Ja, wenn jemand schon körperliche Beschwerden hat, arbeite ich mit Stretchingübungen oder versuche, mit ihm zu schwache Muskelpartien zu trainieren, um so Dysbalancen abzubauen und weitere zu verhindern.
Durch meine Zeit als aktive Sportlerin und Sportpsychologin habe ich einen geschulten Blick, um zu sehen, wo jemand Verspannungen oder eine falsche Körperhaltung hat und dadurch nicht durchlässig ist.

Wie stark spielt bei Spannungszuständen auch das menschliche Umfeld eine Rolle, wie sehen Sie das als Psychologin?
Das Umfeld ist zentral: Krisen in der Familie, mit dem Partner, dem Trainer oder dem Lehrer sind wichtige Faktoren. Daher versuche ich, auch diese psychischen Aspekte mit einzubeziehen, weil solche Krisen einen großen Einfluss auf den Umgang mit Stresssituationen haben.
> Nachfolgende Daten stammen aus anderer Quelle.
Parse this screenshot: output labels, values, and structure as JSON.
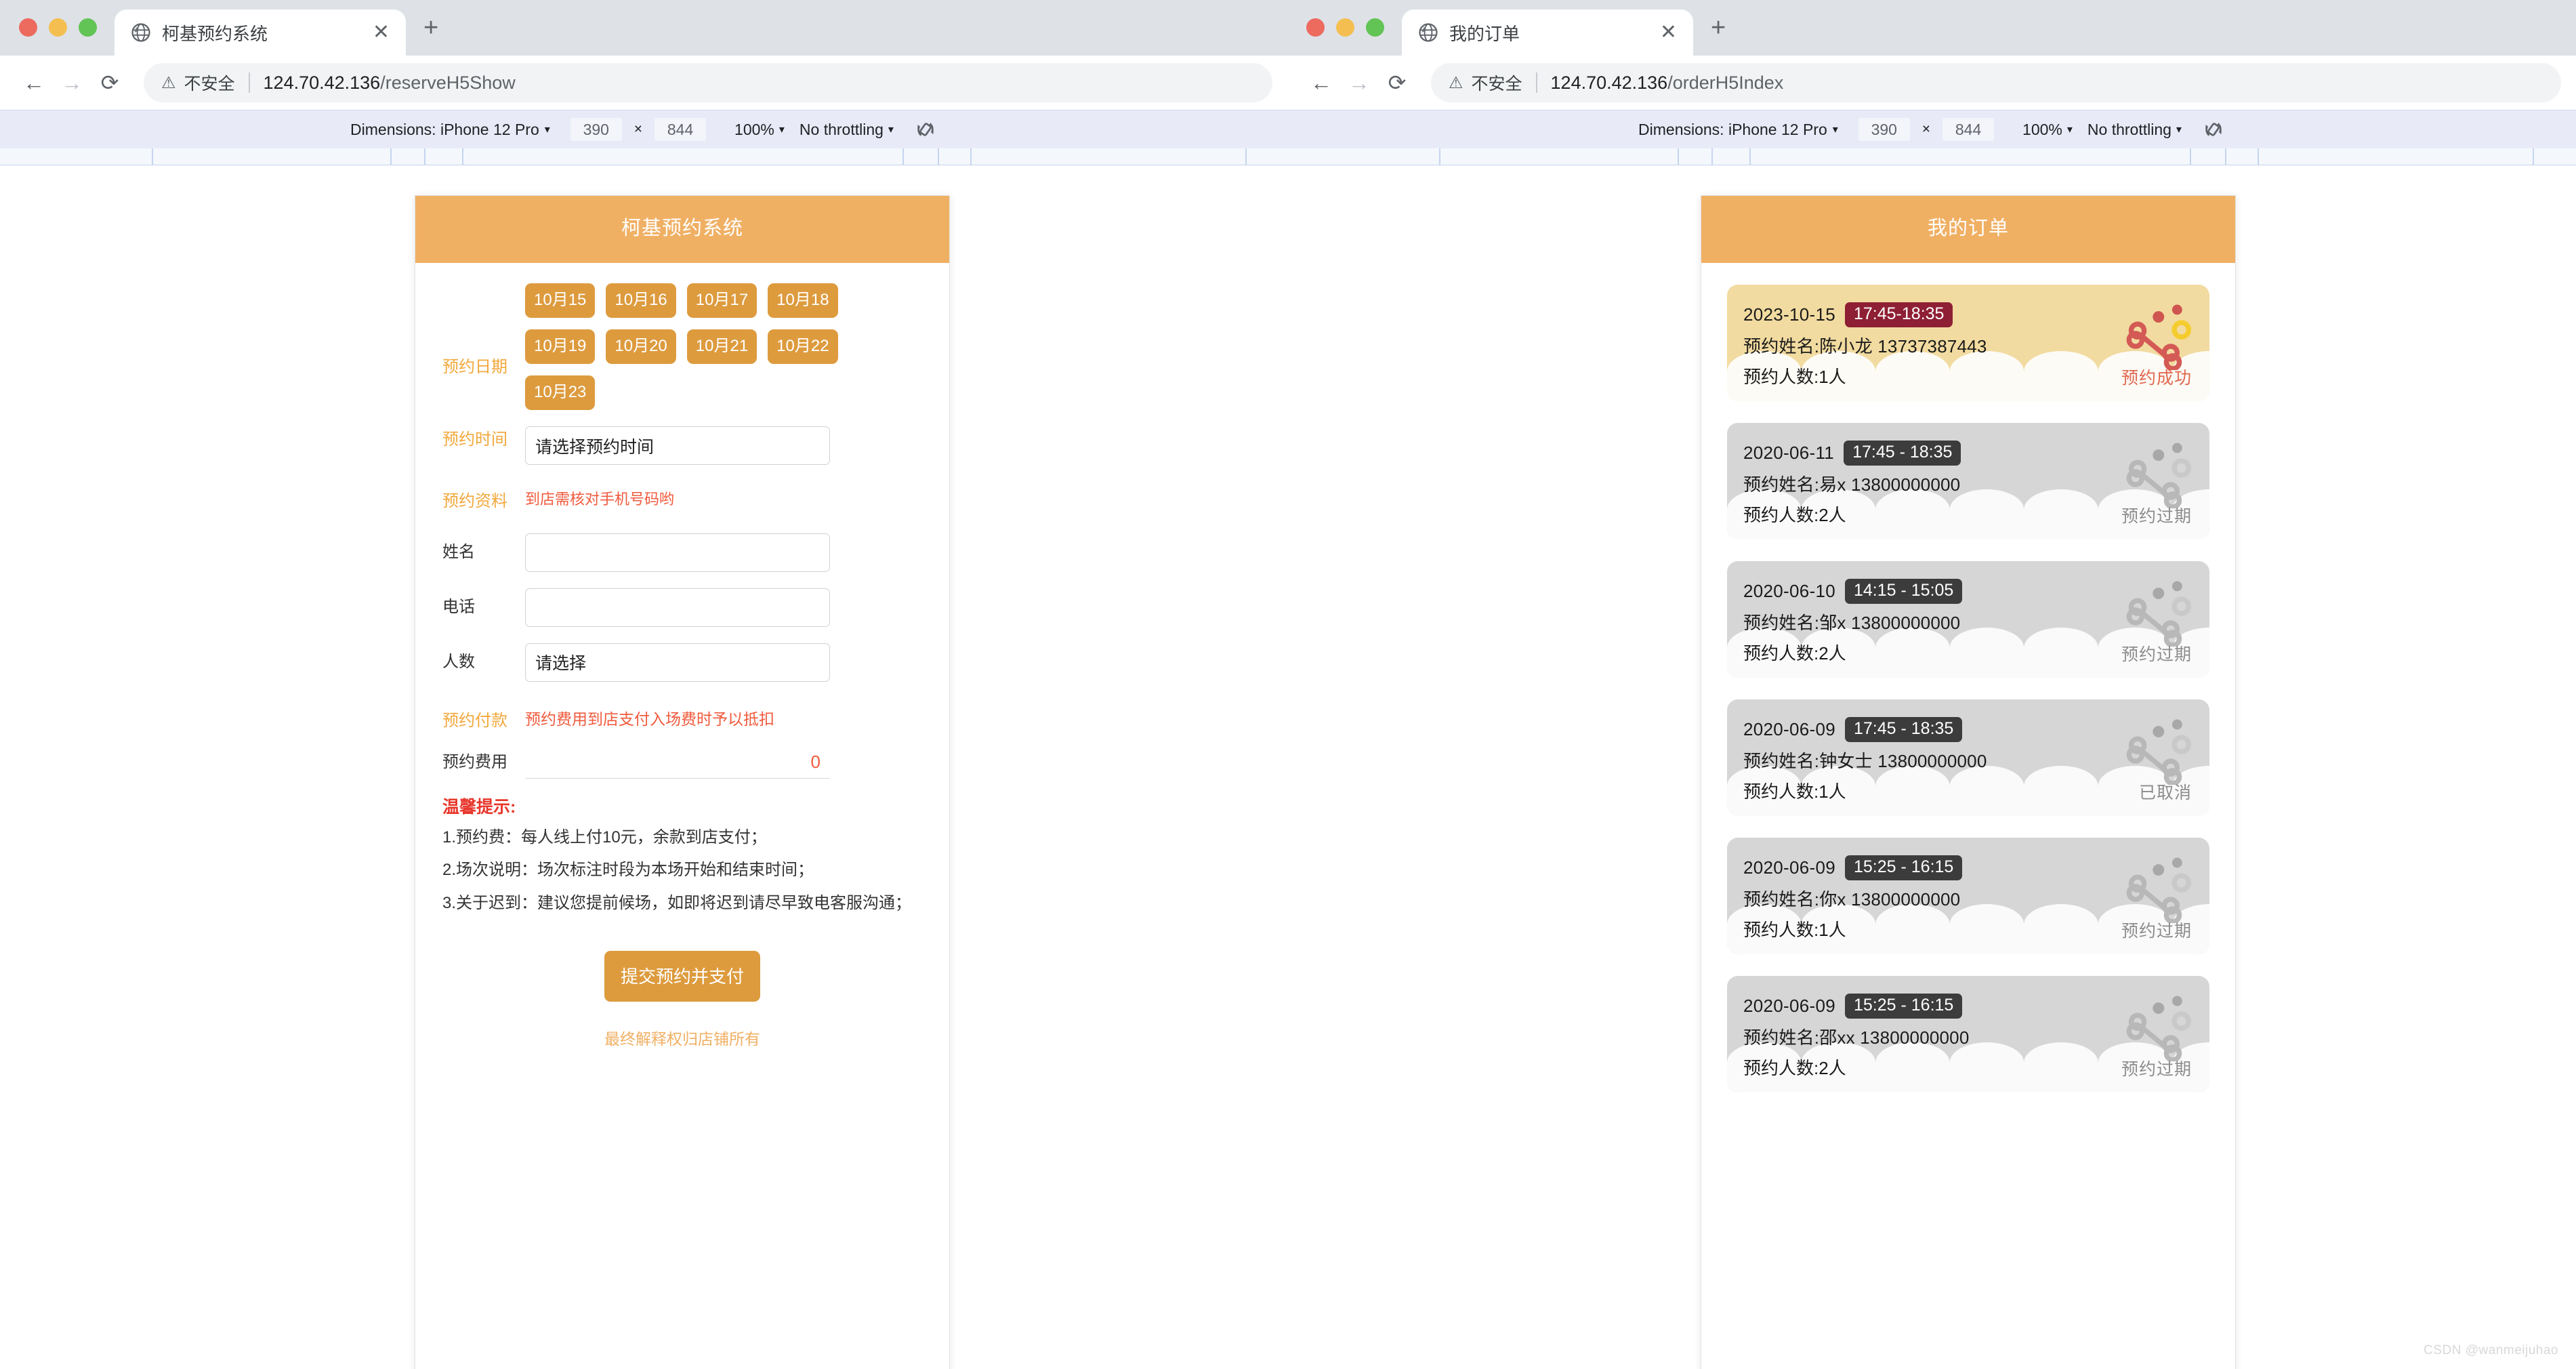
{
  "browser_left": {
    "tab": {
      "title": "柯基预约系统",
      "favicon": "globe-icon",
      "close": "✕"
    },
    "new_tab": "+",
    "nav": {
      "back": "←",
      "forward": "→",
      "reload": "⟳"
    },
    "omnibox": {
      "warn_icon": "warning-triangle-icon",
      "warn_text": "不安全",
      "url_host": "124.70.42.136",
      "url_path": "/reserveH5Show"
    },
    "devtools_bar": {
      "dimensions_label": "Dimensions: iPhone 12 Pro",
      "width": "390",
      "x": "×",
      "height": "844",
      "zoom": "100%",
      "throttling": "No throttling",
      "rotate_icon": "rotate-device-icon",
      "caret": "▾"
    }
  },
  "browser_right": {
    "tab": {
      "title": "我的订单",
      "favicon": "globe-icon",
      "close": "✕"
    },
    "new_tab": "+",
    "nav": {
      "back": "←",
      "forward": "→",
      "reload": "⟳"
    },
    "omnibox": {
      "warn_icon": "warning-triangle-icon",
      "warn_text": "不安全",
      "url_host": "124.70.42.136",
      "url_path": "/orderH5Index"
    },
    "devtools_bar": {
      "dimensions_label": "Dimensions: iPhone 12 Pro",
      "width": "390",
      "x": "×",
      "height": "844",
      "zoom": "100%",
      "throttling": "No throttling",
      "rotate_icon": "rotate-device-icon",
      "caret": "▾"
    }
  },
  "reserve_page": {
    "header_title": "柯基预约系统",
    "date_label": "预约日期",
    "dates": [
      "10月15",
      "10月16",
      "10月17",
      "10月18",
      "10月19",
      "10月20",
      "10月21",
      "10月22",
      "10月23"
    ],
    "time_label": "预约时间",
    "time_placeholder": "请选择预约时间",
    "info_label": "预约资料",
    "info_hint": "到店需核对手机号码哟",
    "name_label": "姓名",
    "name_value": "",
    "phone_label": "电话",
    "phone_value": "",
    "people_label": "人数",
    "people_placeholder": "请选择",
    "payment_label": "预约付款",
    "payment_hint": "预约费用到店支付入场费时予以抵扣",
    "fee_label": "预约费用",
    "fee_value": "0",
    "tips_title": "温馨提示:",
    "tips": [
      "1.预约费：每人线上付10元，余款到店支付；",
      "2.场次说明：场次标注时段为本场开始和结束时间；",
      "3.关于迟到：建议您提前候场，如即将迟到请尽早致电客服沟通；"
    ],
    "submit_label": "提交预约并支付",
    "footnote": "最终解释权归店铺所有"
  },
  "orders_page": {
    "header_title": "我的订单",
    "orders": [
      {
        "date": "2023-10-15",
        "time": "17:45-18:35",
        "name_line": "预约姓名:陈小龙 13737387443",
        "count_line": "预约人数:1人",
        "status": "预约成功",
        "theme": "success"
      },
      {
        "date": "2020-06-11",
        "time": "17:45 - 18:35",
        "name_line": "预约姓名:易x 13800000000",
        "count_line": "预约人数:2人",
        "status": "预约过期",
        "theme": "expired"
      },
      {
        "date": "2020-06-10",
        "time": "14:15 - 15:05",
        "name_line": "预约姓名:邹x 13800000000",
        "count_line": "预约人数:2人",
        "status": "预约过期",
        "theme": "expired"
      },
      {
        "date": "2020-06-09",
        "time": "17:45 - 18:35",
        "name_line": "预约姓名:钟女士 13800000000",
        "count_line": "预约人数:1人",
        "status": "已取消",
        "theme": "cancelled"
      },
      {
        "date": "2020-06-09",
        "time": "15:25 - 16:15",
        "name_line": "预约姓名:你x 13800000000",
        "count_line": "预约人数:1人",
        "status": "预约过期",
        "theme": "expired"
      },
      {
        "date": "2020-06-09",
        "time": "15:25 - 16:15",
        "name_line": "预约姓名:邵xx 13800000000",
        "count_line": "预约人数:2人",
        "status": "预约过期",
        "theme": "expired"
      }
    ]
  },
  "watermark": "CSDN @wanmeijuhao",
  "colors": {
    "brand_header": "#f0b064",
    "chip": "#dd9b3e",
    "accent_text": "#f2a83c",
    "hint_red": "#f05a3c",
    "tips_red": "#e8362b",
    "badge_success": "#8e1f34",
    "badge_expired": "#3c3c3c",
    "card_success_bg": "#f2dba0",
    "card_expired_bg": "#d6d6d6"
  }
}
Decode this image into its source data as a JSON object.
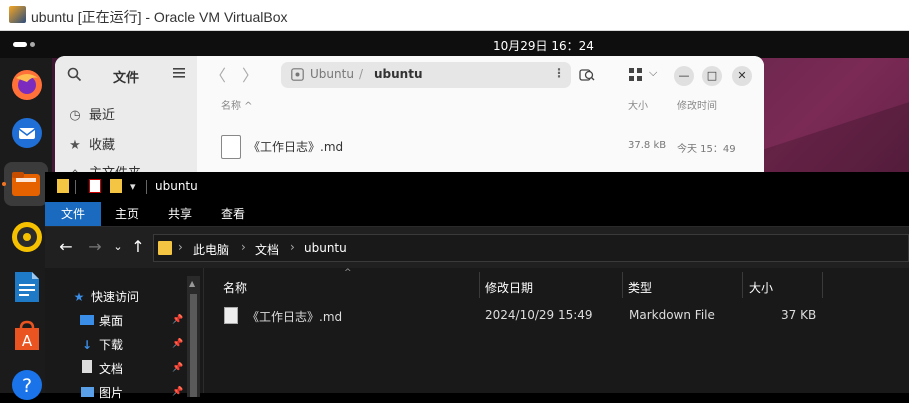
{
  "vbox": {
    "title": "ubuntu [正在运行] - Oracle VM VirtualBox"
  },
  "ubuntu_panel": {
    "clock": "10月29日  16：24"
  },
  "dock": {
    "apps": [
      {
        "name": "firefox-icon",
        "color": "#ff7139"
      },
      {
        "name": "thunderbird-icon",
        "color": "#1f6fd6"
      },
      {
        "name": "files-icon",
        "color": "#e66100"
      },
      {
        "name": "rhythmbox-icon",
        "color": "#f6c200"
      },
      {
        "name": "writer-icon",
        "color": "#1e79c7"
      },
      {
        "name": "app-center-icon",
        "color": "#e95420"
      },
      {
        "name": "help-icon",
        "color": "#1a73e8"
      }
    ]
  },
  "nautilus": {
    "sidebar": {
      "title": "文件",
      "items": [
        {
          "label": "最近",
          "icon": "clock-icon"
        },
        {
          "label": "收藏",
          "icon": "star-icon"
        },
        {
          "label": "主文件夹",
          "icon": "home-icon"
        }
      ]
    },
    "path": {
      "root": "Ubuntu",
      "separator": "/",
      "current": "ubuntu"
    },
    "columns": {
      "name": "名称",
      "size": "大小",
      "modified": "修改时间"
    },
    "file": {
      "name": "《工作日志》.md",
      "size": "37.8 kB",
      "modified": "今天 15：49"
    }
  },
  "explorer": {
    "title": "ubuntu",
    "ribbon_tabs": [
      "文件",
      "主页",
      "共享",
      "查看"
    ],
    "breadcrumb": [
      "此电脑",
      "文档",
      "ubuntu"
    ],
    "nav_items": [
      {
        "label": "快速访问",
        "icon": "star-icon"
      },
      {
        "label": "桌面",
        "icon": "desktop-icon",
        "pinned": true
      },
      {
        "label": "下载",
        "icon": "download-icon",
        "pinned": true
      },
      {
        "label": "文档",
        "icon": "document-icon",
        "pinned": true
      },
      {
        "label": "图片",
        "icon": "picture-icon",
        "pinned": true
      }
    ],
    "columns": {
      "name": "名称",
      "modified": "修改日期",
      "type": "类型",
      "size": "大小"
    },
    "file": {
      "name": "《工作日志》.md",
      "modified": "2024/10/29 15:49",
      "type": "Markdown File",
      "size": "37 KB"
    }
  }
}
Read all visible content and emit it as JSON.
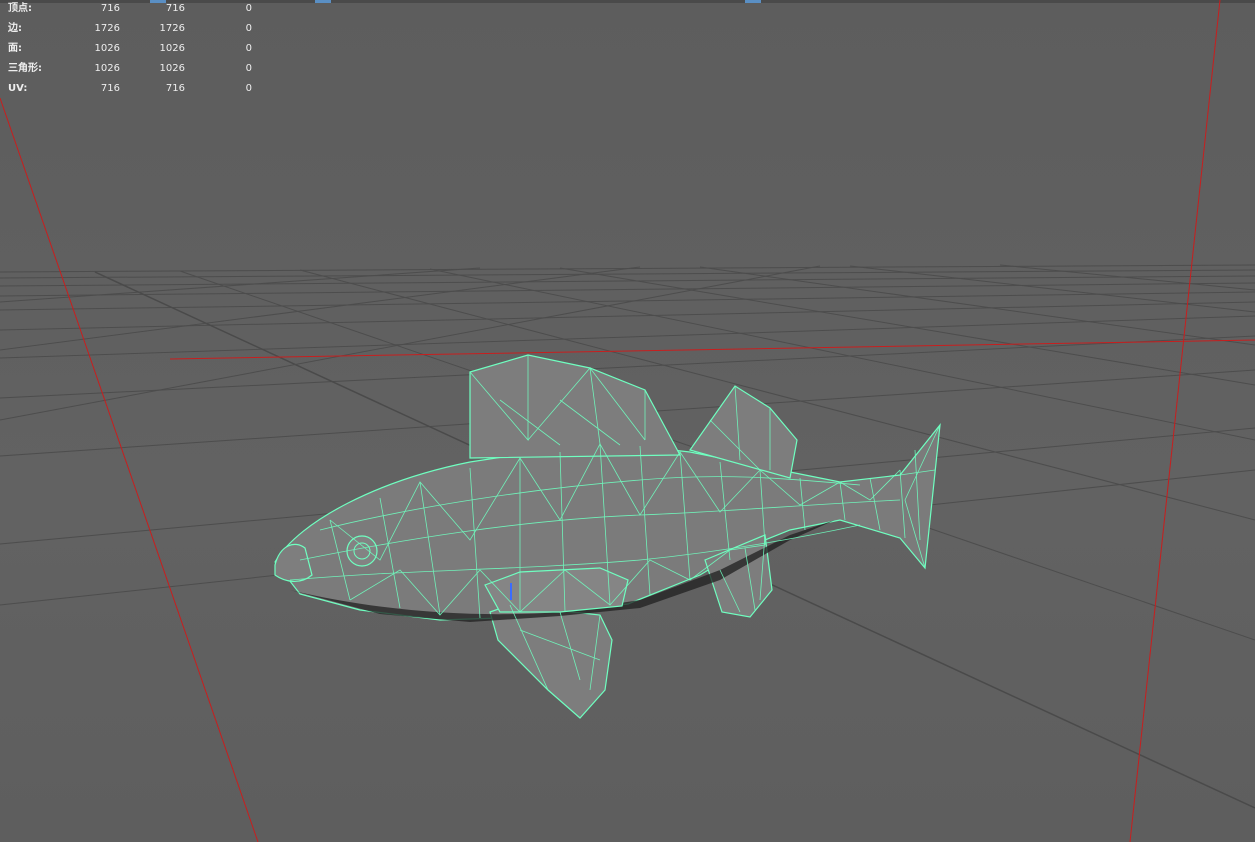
{
  "hud": {
    "rows": [
      {
        "label": "顶点:",
        "c1": "716",
        "c2": "716",
        "c3": "0"
      },
      {
        "label": "边:",
        "c1": "1726",
        "c2": "1726",
        "c3": "0"
      },
      {
        "label": "面:",
        "c1": "1026",
        "c2": "1026",
        "c3": "0"
      },
      {
        "label": "三角形:",
        "c1": "1026",
        "c2": "1026",
        "c3": "0"
      },
      {
        "label": "UV:",
        "c1": "716",
        "c2": "716",
        "c3": "0"
      }
    ]
  },
  "colors": {
    "background": "#5f5f5f",
    "grid": "#4b4b4b",
    "axis_red": "#c81e1e",
    "wireframe": "#6fffc0",
    "mesh_fill": "#7a7a7a"
  },
  "scene": {
    "object": "fish-mesh",
    "display_mode": "wireframe-on-shaded"
  }
}
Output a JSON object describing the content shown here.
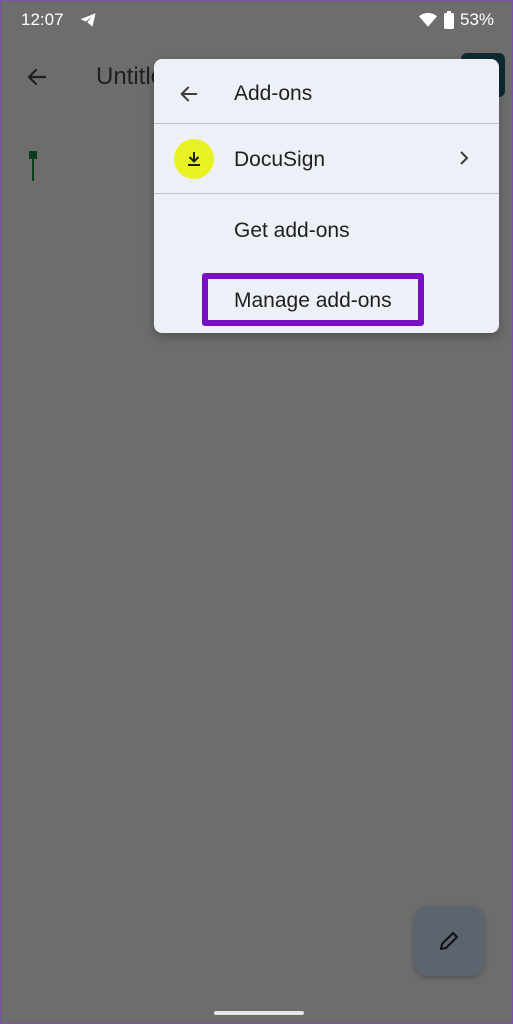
{
  "status_bar": {
    "time": "12:07",
    "battery": "53%",
    "icons": [
      "telegram-icon",
      "wifi-icon",
      "battery-icon"
    ]
  },
  "app_bar": {
    "title": "Untitled",
    "back_icon": "back-arrow-icon"
  },
  "addons_menu": {
    "title": "Add-ons",
    "items": [
      {
        "label": "DocuSign",
        "icon": "download-icon",
        "has_submenu": true
      },
      {
        "label": "Get add-ons"
      },
      {
        "label": "Manage add-ons",
        "highlighted": true
      }
    ]
  },
  "fab": {
    "icon": "pencil-icon"
  },
  "colors": {
    "scrim": "#6d6d6d",
    "menu_bg": "#eef0f8",
    "docusign_badge": "#e8f222",
    "highlight": "#7a10c4"
  }
}
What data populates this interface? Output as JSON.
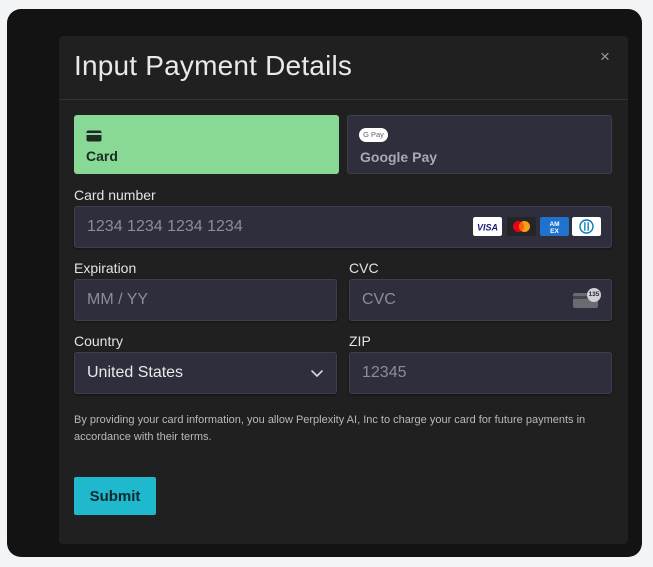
{
  "modal": {
    "title": "Input Payment Details",
    "close_symbol": "×"
  },
  "payment_methods": [
    {
      "label": "Card",
      "icon": "credit-card-icon",
      "selected": true
    },
    {
      "label": "Google Pay",
      "icon": "google-pay-icon",
      "badge": "G Pay",
      "selected": false
    }
  ],
  "card_number": {
    "label": "Card number",
    "placeholder": "1234 1234 1234 1234",
    "value": "",
    "brands": [
      "VISA",
      "Mastercard",
      "AMEX",
      "Diners Club"
    ]
  },
  "expiration": {
    "label": "Expiration",
    "placeholder": "MM / YY",
    "value": ""
  },
  "cvc": {
    "label": "CVC",
    "placeholder": "CVC",
    "value": "",
    "hint_icon": "cvc-card-icon",
    "hint_text": "135"
  },
  "country": {
    "label": "Country",
    "value": "United States"
  },
  "zip": {
    "label": "ZIP",
    "placeholder": "12345",
    "value": ""
  },
  "terms_text": "By providing your card information, you allow Perplexity AI, Inc to charge your card for future payments in accordance with their terms.",
  "submit_label": "Submit",
  "colors": {
    "selected_method": "#88d995",
    "submit": "#20b8cd",
    "field_bg": "#2e2e3c",
    "modal_bg": "#202020"
  }
}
Was ist das Hauptziel Ihres Trainings?
Hauptziel ist nicht in erster Linie z.B. der Gewinn eines Probespiels oder Wettkampfs, sondern dass die Person, die Aufgabe (selbst Prüfungen) mit Freude und Begeisterung und vor allem ohne Angst ausübt.
Mein Ziel ist es auch, Menschen zu helfen, neue Ressourcen zu suchen, um aus Sackgassen wieder heraus zu finden. Eine grosse Begabung kann einen auch auf eine Einbahnstrasse führen und den Blick für andere Perspektiven einschränken.
Die meisten Menschen aber haben so viele Fähigkeiten und Ressourcen, die brachliegen und nur darauf warten, entdeckt zu werden!

Das Interview mit Ulrike Klees hat Eva Oertle, Flötistin und Musikjournalistin bei Radio SRF2 Kultur geführt.